Magnetic systems are installed at the inlet or outlet of the process area. Tertiary treatment of wastewater by a magnetic field improves the quality of wastewater treatment. This method accelerates the processes of coagulation, flocculation and sedimentation and increases the filtration efficiency. Also, magnetic treatment reduces corrosion.
The disadvantage of this method is that the water retains its magnetic properties after even a relatively short processing time.
During tertiary treatment and disinfection of wastewater, electrolysis may be applied to destroy organic substances and extract inorganic substances.

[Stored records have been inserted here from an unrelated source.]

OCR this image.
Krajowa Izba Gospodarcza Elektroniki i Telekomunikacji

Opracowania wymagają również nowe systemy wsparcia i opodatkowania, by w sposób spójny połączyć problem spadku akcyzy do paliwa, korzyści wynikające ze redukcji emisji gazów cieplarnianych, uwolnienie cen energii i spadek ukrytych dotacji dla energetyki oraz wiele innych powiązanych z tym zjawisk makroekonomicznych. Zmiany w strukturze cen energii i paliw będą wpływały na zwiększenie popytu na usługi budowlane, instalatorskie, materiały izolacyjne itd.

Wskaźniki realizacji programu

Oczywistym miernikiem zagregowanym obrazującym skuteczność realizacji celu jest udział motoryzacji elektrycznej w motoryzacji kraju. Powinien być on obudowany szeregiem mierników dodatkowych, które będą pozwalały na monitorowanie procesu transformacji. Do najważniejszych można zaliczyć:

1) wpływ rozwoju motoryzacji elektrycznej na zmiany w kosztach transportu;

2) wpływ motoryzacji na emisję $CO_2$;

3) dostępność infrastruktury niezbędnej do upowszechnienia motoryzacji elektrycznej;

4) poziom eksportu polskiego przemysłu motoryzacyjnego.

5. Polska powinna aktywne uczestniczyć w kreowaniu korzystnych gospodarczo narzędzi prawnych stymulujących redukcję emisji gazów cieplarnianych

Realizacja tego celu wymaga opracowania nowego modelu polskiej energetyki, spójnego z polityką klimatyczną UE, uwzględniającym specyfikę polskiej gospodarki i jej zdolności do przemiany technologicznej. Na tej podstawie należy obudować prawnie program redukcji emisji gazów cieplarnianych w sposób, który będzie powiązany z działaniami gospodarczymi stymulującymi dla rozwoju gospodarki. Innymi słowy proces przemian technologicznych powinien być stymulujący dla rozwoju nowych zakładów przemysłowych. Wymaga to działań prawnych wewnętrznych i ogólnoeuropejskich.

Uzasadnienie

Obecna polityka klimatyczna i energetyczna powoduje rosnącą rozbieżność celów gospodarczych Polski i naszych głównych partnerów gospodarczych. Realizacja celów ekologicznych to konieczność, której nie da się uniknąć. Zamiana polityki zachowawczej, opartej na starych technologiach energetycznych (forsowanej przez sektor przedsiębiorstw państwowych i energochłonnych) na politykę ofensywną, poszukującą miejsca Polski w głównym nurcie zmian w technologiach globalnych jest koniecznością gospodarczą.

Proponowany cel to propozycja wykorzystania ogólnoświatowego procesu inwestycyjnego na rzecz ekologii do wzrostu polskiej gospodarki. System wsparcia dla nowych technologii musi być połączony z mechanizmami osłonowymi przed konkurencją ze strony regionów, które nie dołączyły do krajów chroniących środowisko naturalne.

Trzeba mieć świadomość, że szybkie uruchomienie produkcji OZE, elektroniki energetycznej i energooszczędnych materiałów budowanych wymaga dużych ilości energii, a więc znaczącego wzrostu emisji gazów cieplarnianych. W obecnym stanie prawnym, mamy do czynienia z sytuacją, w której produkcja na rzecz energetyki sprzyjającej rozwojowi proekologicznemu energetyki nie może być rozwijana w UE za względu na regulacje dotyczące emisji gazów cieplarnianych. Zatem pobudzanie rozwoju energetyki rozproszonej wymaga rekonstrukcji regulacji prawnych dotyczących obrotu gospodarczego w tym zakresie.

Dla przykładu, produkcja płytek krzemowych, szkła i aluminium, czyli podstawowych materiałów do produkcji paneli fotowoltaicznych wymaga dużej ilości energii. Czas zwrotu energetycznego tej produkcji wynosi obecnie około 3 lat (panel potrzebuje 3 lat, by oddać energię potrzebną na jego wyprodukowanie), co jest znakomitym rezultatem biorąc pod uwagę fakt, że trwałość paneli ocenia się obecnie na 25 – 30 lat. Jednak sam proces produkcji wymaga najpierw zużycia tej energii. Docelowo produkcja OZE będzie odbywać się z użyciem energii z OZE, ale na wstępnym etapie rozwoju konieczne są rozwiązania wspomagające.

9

Electrolysis is a physico-chemical process in which electric current passes through the water, decomposing to a set of oxidants - ozone, oxygen, peroxide. In the electrolysis of water, the necessary reagents for cleaning and disinfection are extracted from the water to be treated and they do not require the addition of chemicals.
The electrolysis process is carried out in special devices called electrolyzers or electrolytic cells.
The result of electrolyzed treatment depends on the characteristics of the wastewater, the properties of the materials used for the electrodes and the distance between them, the current density, power consumption, presence of diaphragms and their material.
The disadvantage of wastewater treatment by electrolysis is the high power consumption.
Currently, much attention is paid to the use of pollution-free cleaning technologies for tertiary treatment of wastewater with ozone, atomic oxygen, and hydrogen peroxide.
The method of ozonation at tertiary wastewater treatment is very effective.
Ozone is produced by various methods, but the most economical method is based on airflow through a high voltage electrical discharge in the ozone generator - ozonizer.
Ozone is highly oxidizing, thus producing decontaminated effluent. It destroys organic matter. Ozone destroys all known bacteria, removes odors, operates for a few seconds, and can be produced on-site.
Its advantage is in the lack of chemicals. It meets the highest requirements for efficiency and environmental friendliness.
At the same time, this method has a number of negative aspects, which include: low solubility of ozone in water; increased toxicity and explosiveness; the relative complexity and high cost of equipment.
Disinfecting properties also include atomic oxygen, which is obtained by decomposing the ozone molecules consisting of three atoms of oxygen (O2 + O3 → O).
Using atomic oxygen on wastewater, all bacteria, viruses, protozoa, mold fungi and yeast are disintegrated.
Alternatively, hydrogen peroxide may be used.
Hydrogen peroxide is introduced in the form of aqueous solutions of various concentrations.
Hydrogen peroxide is eco-friendly, without the formation of toxic compounds.
The disadvantage of this method is the necessity of high concentrations of hydrogen peroxide, which lead to higher costs.